Кроме Громовой, в этой последней партии, был еще один советский служащий, председатель Полтавской Чрезвычайки, обвиненный в растрате 20 миллионов. Он умолял товарища коменданта, еврея Абнавера, спасти его, отправить на фронт, подвергнуть какому угодно наказанию, только бы сохранить ему жизнь. Абнавер, худой, извивающийся, наглый, смеялся ему в лицо, и, поигрывая хлыстиком, презрительно говорил: «Умел красиво жить, умей и умереть. Все вы здесь приговорены к смерти. Это не страшно. Одна минута и кончено. Этой ночью все вы умрете». Это было в кухне, где заключенным в последний раз раздавался обед. Как всегда за обедом пришли из камер старосты. Абнавер в их присутствии говорил свои циничные слова, чтобы лишний раз насладиться страданиями жертв.

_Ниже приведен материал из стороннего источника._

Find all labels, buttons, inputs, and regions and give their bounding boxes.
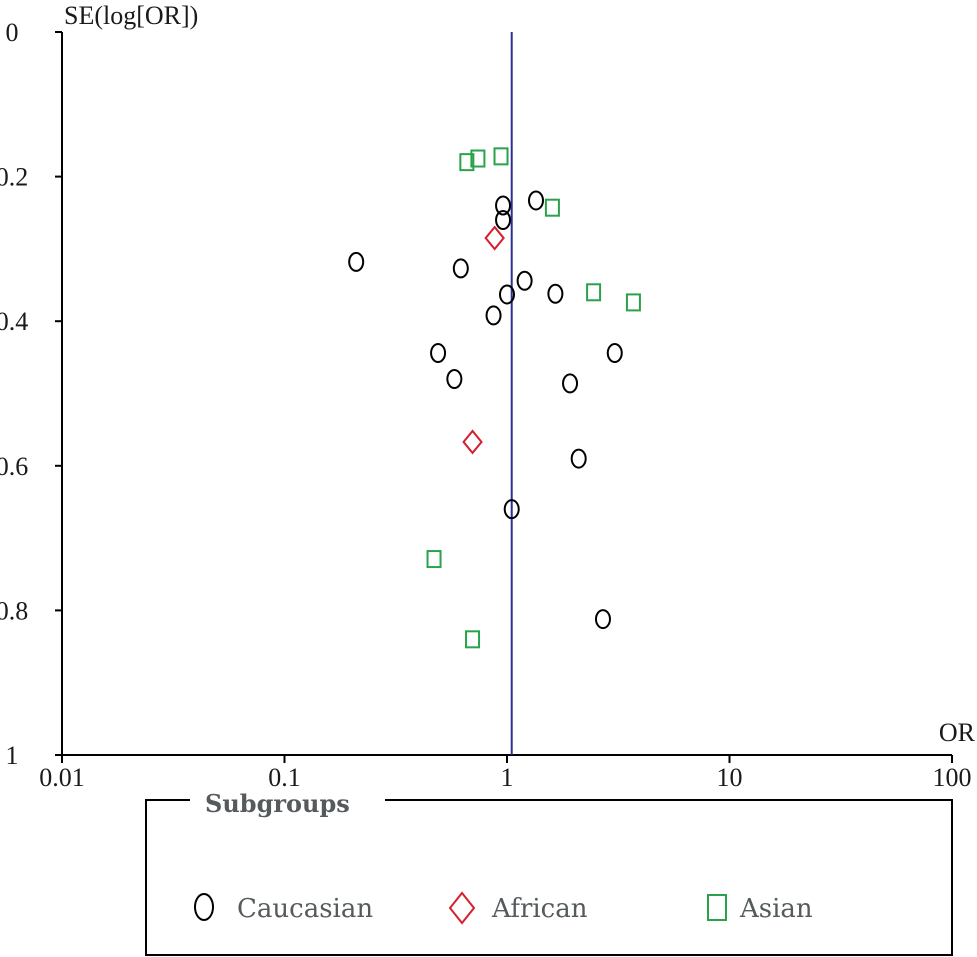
legend-caucasian-label: Caucasian xyxy=(237,894,373,924)
axes xyxy=(55,31,953,763)
caucasian-point xyxy=(452,258,469,279)
legend-border xyxy=(145,799,953,956)
caucasian-point xyxy=(562,373,579,394)
caucasian-point xyxy=(495,195,512,216)
asian-point xyxy=(459,153,475,172)
caucasian-point xyxy=(503,499,520,520)
axis-labels: 0 0.2 0.4 0.6 0.8 1 0.01 0.1 1 10 100 SE(log[OR]) OR xyxy=(0,1,976,792)
asian-point xyxy=(493,147,509,166)
legend-african-label: African xyxy=(491,894,588,924)
x-tick-label: 0.1 xyxy=(268,763,301,792)
caucasian-point xyxy=(547,283,564,304)
asian-point xyxy=(625,293,641,312)
asian-point xyxy=(465,630,481,649)
caucasian-point xyxy=(606,343,623,364)
x-tick-label: 0.01 xyxy=(39,763,85,792)
caucasian-point xyxy=(485,305,502,326)
y-tick-label: 0 xyxy=(6,18,19,47)
legend-asian-label: Asian xyxy=(739,894,813,924)
asian-point xyxy=(586,283,602,302)
x-tick-label: 10 xyxy=(717,763,743,792)
african-point xyxy=(462,429,483,455)
x-tick-label: 1 xyxy=(501,763,514,792)
legend: Subgroups Caucasian African Asian xyxy=(145,789,953,956)
legend-title: Subgroups xyxy=(205,789,350,818)
data-points xyxy=(348,147,641,649)
y-tick-label: 0.2 xyxy=(0,163,28,192)
y-axis-title: SE(log[OR]) xyxy=(64,1,198,30)
x-axis-title: OR xyxy=(939,718,976,747)
african-point xyxy=(484,225,505,251)
caucasian-point xyxy=(499,284,515,305)
caucasian-point xyxy=(348,251,365,272)
legend-african-icon xyxy=(448,891,476,925)
legend-asian-icon xyxy=(707,894,727,921)
y-tick-label: 0.8 xyxy=(0,596,28,625)
caucasian-point xyxy=(570,448,587,469)
asian-point xyxy=(544,198,560,217)
caucasian-point xyxy=(527,190,544,211)
caucasian-point xyxy=(430,343,447,364)
y-tick-label: 0.4 xyxy=(0,307,28,336)
y-tick-label: 0.6 xyxy=(0,452,28,481)
asian-point xyxy=(470,149,486,168)
asian-point xyxy=(426,550,442,569)
caucasian-point xyxy=(594,609,611,630)
x-tick-label: 100 xyxy=(933,763,972,792)
legend-caucasian-icon xyxy=(194,893,214,921)
caucasian-point xyxy=(446,369,463,390)
caucasian-point xyxy=(495,209,512,230)
y-tick-label: 1 xyxy=(6,741,19,770)
caucasian-point xyxy=(516,270,533,291)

Садическое сладострастие мучителя, старающегося как можно глубже заглянуть в истерзанную душу мучеников, упоение чужим горем — это одна из психологических особенностей большевизма. Им было чем потешиться в эти последние сутки красной власти над Киевом. Заключенные бились в смертельной тоске, еще живые были похожи уже на мертвецов.
Гейнрихсен, тот самый молодой прокурор, который успел переслать детям образок, подошел к сестре за супом и тихонько шепнул ей по-французски: «Я обречен. Перекрестите меня, сестра».
В этот день, 14 августа, сестре не позволяли делать медицинского обхода. «Они не нуждаются в вашем уходе. Мы сами им пропишем лекарства», — с наглой усмешкой говорили коменданты.
Была вырыта огромная общая могила в саду дома Бродского, на Садовой, 15. Дом, где жили важные коммунисты, Глейзер, Угаров и другие, выходил окнами в сад, где раздавались стоны вперемежку с выстрелами. Арестованных, совершенно раздетых, выводили по 10 человек, ставили на край ямы и из винтовок расстреливали. Это был необычный способ. Обыкновенно осужденного клали в подвал на пол лицом к земле, и комендант убивал его выстрелом из револьвера, в затылок, в упор.
На этот раз переменили систему, но так как торопились, нервничали, были возбуждены, то стреляли плохо, беспорядочно. Многие падали недобитыми. Валились прямо с края в яму, живые и мертвые. Когда пришли Добровольцы и следственная власть вскрыла эту общую могилу и произвела осмотр трупов, многие были найдены в скрюченном виде. Должно быть, бились под землей, но раненые не нашли сил подняться из-под груды трупов. Их было найдено 123.
52
Еврей Бейлис обвинялся в организации ритуального убийства и был оправдан. Этот процесс вызвал в русском обществе много шума и большое недовольство Министерством юстиции, так как считалось, что все дело задумано исключительно для возбуждения ненависти к евреям. (Прим. авт.)